Wie Joe Amato schrieb, rechneten wir aber weiter mit einem Tag der Wahrheit. Wir erwarteten wegen der strafferen Geldpolitik nach wie vor nachlassendes Wachstum. Einige Wochen später fragte ich, ob jetzt plötzlich alles anders sei. Je mehr sich ändere, desto mehr bleibe gleich. Ich verwies auf unseren Langfristausblick und warnte davor, den Optimismus der Märkte überzubewerten. Schließlich reagiere die Geldpolitik mit Verzögerung, und die Zinserhöhungen seien noch nicht vorbei.
Schwachstellen
Damit kommen wir zu einem weiteren Punkt, der vor allem für unser zweites Thema aus Solving for 2023 wichtig ist: „Die Anpassung an die höheren Zinsen macht weiter Probleme“.
2022 war das Jahr des Zinsanstiegs. 2023 würde das Jahr sein, in dem Wirtschaft und Finanzsystem darauf reagieren. „Achten Sie auf Schwachstellen im Finanzsystem, die Probleme machen können“, schrieben wir. „Wenn sich die Finanzbedingungen so schnell ändern, sollte man sie genau im Blick haben“, meinte Niall O’Sullivan – und Joe Amato warnte vor „bösen Überraschungen“.
Bis letzte Woche hatten wir Glück. Abgesehen vom Debakel britischer Pensionsfonds mit LDI-Strategien blieben die enormen Zinserhöhungen bislang recht folgenlos.
Solvenz
Der Zusammenbruch der Silicon Valley Bank (SVB) hat uns dann aber eindrucksvoll gezeigt, dass derart starke Zinserhöhungen, ein massiver Liquiditätsentzug und eine so klar inverse Zinsstrukturkurve nicht ohne Folgen bleiben.
Da ein großer Teil der SVB-Passiva aus flüchtigen Einlagen von Venture-Capital-Firmen und ein Großteil der Aktiva aus US-Staatsanleihen bestanden, geriet durch steigende Renditen und die Auflösung von Guthaben die Solvenz des Instituts unter Druck. Begonnen hatte das schon letztes Jahr.

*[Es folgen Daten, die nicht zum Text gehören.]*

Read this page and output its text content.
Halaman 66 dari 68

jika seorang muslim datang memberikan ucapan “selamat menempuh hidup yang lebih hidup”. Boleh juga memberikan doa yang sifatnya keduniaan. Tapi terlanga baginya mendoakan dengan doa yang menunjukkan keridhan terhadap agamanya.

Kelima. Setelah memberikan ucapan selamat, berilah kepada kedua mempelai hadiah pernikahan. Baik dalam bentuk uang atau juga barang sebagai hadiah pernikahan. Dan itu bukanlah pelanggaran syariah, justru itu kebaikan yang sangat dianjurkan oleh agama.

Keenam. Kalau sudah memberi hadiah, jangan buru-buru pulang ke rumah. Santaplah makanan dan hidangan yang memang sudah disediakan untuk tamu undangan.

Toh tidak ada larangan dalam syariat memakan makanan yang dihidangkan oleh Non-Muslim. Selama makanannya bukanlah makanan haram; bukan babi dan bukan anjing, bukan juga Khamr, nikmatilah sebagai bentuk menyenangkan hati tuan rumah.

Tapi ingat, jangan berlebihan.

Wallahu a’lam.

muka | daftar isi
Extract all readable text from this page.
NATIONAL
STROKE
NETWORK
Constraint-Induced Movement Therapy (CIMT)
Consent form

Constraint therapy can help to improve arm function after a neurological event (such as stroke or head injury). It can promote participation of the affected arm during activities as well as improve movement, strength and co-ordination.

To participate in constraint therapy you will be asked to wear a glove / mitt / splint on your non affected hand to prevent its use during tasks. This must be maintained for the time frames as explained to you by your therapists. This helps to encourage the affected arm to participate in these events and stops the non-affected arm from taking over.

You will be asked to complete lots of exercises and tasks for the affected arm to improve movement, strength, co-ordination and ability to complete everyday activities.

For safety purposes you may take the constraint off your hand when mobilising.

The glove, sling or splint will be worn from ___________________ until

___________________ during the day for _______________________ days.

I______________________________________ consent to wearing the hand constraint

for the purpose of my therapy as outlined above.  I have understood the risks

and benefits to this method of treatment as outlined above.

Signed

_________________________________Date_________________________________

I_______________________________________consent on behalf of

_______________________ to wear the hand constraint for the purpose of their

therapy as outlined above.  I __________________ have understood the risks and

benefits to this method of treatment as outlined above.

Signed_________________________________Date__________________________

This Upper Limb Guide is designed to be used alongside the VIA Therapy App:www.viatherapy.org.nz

In der Woche vom 6. März nahm die Entwicklung dann massiv Fahrt auf.
Als eine Kapitalerhöhung scheiterte, brach die SVB zusammen. Wenig später folgte aus ähnlichen Gründen die Signature Bank. Plötzlich fürchtete man Fristeninkongruenzen im gesamten Bankensystem, waren doch in den letzten Jahren viele Einlagen in niedrigverzinsliche US-Staatsanleihen investiert worden. Der KBW NASDAQ Bank Index fiel um über 25%.
Fed, US-Finanzministerium und FDIC, die amerikanische Einlagensicherung, garantierten gemeinsam die nicht abgesicherten Einlagen beider Banken. Außerdem wurde ein Bank Term Funding Program aufgelegt. Die Banken können daraus Kredite mit bis zu einem Jahr Laufzeit erhalten, abgesichert mit US-Staatsanleihen und vergleichbaren Titeln, bewertet zu pari.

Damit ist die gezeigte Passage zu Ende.